Multidisciplinary modeling and simulation framework for launch vehicle system dynamics and control.

Future concepts and key technologies for reusable launch vehicles are currently investigated by the DLR project AKIRA, focusing on vertical takeoff and horizontal landing (VTHL), as well as horizontal takeoff and horizontal landing (HTHL) concepts. Dedicated developments of multidisciplinary frameworks for launch vehicle modeling and preliminary design optimization have been presented in the relevant literature. These activities are often performed by several independent and discipline-specific tools; such an approach can only account for limited interactions of the involved disciplines with the overall system dynamics. Therefore, the objective of this paper is to focus on a multidisciplinary launch vehicle dynamics modeling, guidance, and control framework to support reusable launch vehicle design activities at DLR while taking into account the highly interconnected disciplines involved and changing environmental conditions.
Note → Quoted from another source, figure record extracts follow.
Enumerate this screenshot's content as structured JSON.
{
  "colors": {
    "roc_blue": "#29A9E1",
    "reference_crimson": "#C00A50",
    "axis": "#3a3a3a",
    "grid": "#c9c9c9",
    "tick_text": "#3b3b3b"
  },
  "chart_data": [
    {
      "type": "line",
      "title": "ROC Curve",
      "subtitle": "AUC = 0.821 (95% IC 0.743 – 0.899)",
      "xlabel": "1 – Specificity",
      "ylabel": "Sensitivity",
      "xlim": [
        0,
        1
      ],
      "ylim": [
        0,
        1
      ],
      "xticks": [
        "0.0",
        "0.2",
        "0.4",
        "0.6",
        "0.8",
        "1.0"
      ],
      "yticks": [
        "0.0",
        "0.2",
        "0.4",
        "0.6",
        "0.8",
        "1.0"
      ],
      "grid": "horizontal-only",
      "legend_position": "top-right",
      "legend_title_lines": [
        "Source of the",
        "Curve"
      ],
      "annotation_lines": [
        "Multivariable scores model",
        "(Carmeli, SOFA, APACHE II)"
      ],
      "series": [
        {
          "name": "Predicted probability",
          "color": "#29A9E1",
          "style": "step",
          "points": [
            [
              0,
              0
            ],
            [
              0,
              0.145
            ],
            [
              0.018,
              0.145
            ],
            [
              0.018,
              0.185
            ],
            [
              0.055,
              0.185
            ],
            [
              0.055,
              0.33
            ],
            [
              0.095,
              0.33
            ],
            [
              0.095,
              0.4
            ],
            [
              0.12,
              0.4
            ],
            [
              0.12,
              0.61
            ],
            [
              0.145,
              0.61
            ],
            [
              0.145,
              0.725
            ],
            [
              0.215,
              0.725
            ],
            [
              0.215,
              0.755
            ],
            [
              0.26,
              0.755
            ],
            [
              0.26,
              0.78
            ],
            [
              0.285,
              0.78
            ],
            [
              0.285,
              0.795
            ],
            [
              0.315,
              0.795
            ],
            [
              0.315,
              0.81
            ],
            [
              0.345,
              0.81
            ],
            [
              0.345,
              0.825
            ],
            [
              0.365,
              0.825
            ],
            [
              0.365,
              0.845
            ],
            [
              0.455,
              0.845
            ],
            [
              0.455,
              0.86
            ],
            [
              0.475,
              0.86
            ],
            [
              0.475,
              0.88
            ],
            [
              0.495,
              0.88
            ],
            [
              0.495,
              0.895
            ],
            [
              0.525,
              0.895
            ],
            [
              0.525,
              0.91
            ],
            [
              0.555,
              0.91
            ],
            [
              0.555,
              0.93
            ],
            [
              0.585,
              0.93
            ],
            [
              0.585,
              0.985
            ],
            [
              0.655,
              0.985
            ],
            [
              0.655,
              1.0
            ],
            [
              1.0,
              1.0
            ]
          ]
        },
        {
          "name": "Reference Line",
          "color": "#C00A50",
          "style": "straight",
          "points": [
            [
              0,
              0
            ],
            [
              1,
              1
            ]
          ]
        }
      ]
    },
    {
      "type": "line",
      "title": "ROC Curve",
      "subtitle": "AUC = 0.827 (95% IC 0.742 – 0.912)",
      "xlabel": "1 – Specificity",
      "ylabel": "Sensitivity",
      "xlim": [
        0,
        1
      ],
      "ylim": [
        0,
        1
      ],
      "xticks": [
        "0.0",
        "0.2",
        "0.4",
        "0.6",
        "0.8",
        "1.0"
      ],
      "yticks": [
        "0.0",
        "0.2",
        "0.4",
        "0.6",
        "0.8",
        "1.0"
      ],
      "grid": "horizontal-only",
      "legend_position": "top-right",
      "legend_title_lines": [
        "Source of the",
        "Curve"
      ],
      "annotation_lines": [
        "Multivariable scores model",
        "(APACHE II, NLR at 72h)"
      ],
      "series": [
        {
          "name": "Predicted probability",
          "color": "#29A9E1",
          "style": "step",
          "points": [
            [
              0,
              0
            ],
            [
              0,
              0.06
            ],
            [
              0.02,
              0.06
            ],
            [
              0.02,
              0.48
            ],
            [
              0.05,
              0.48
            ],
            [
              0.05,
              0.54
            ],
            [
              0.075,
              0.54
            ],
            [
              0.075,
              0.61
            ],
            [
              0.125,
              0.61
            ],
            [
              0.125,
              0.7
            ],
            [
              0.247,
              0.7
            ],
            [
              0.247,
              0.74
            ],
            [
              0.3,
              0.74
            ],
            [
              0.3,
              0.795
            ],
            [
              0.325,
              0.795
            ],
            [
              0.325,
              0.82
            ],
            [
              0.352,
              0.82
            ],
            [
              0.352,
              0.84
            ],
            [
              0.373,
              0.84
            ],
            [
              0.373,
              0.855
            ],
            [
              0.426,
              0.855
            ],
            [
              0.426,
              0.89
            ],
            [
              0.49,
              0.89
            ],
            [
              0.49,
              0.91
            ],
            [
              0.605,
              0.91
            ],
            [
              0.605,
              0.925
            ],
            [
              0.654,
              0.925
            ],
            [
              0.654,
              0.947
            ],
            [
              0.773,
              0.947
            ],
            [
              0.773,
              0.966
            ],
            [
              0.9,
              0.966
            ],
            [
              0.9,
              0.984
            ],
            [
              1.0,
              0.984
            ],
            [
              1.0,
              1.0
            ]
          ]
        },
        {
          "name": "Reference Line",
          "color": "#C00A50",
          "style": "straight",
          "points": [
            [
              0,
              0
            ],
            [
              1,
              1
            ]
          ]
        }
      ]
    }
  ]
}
The modeling framework is based on the object-oriented, multidisciplinary, and equation-based modeling language MODELICA. Dedicated 3-DOF and 6-DOF model implementations, covering the kinematics and dynamics formulation, environmental effects, aerodynamics, and propulsion models are presented. Within this framework, a method to obtain a direct connection between 3-DOF and 6-DOF models is shown. This is done by considering results from the trajectory optimization package ' trajOpt ' in combination with nonlinear 6-DOF inverse models obtained automatically by MODELICA. Angular rates and resulting moments can be retrieved by this intermediate 6-DOF modeling approach for subsequent controllability studies. We discuss some of these benefits in terms of nonlinear flight control simulations for an HTHL reusable launch vehicle concept. • Multidisciplinary simulation tool for preliminary design studies of launch vehicles. • Framework based on the multi-physics and acausal modeling language MODELICA. • Dynamics modeling, guidance, control, and simulation activities are supported. • Nonlinear inverse models allow fast transition between 3-DOF and 6-DOF models. • Nonlinear flight control simulations are performed for the RLV concept AURORA. [ABSTRACT FROM AUTHOR]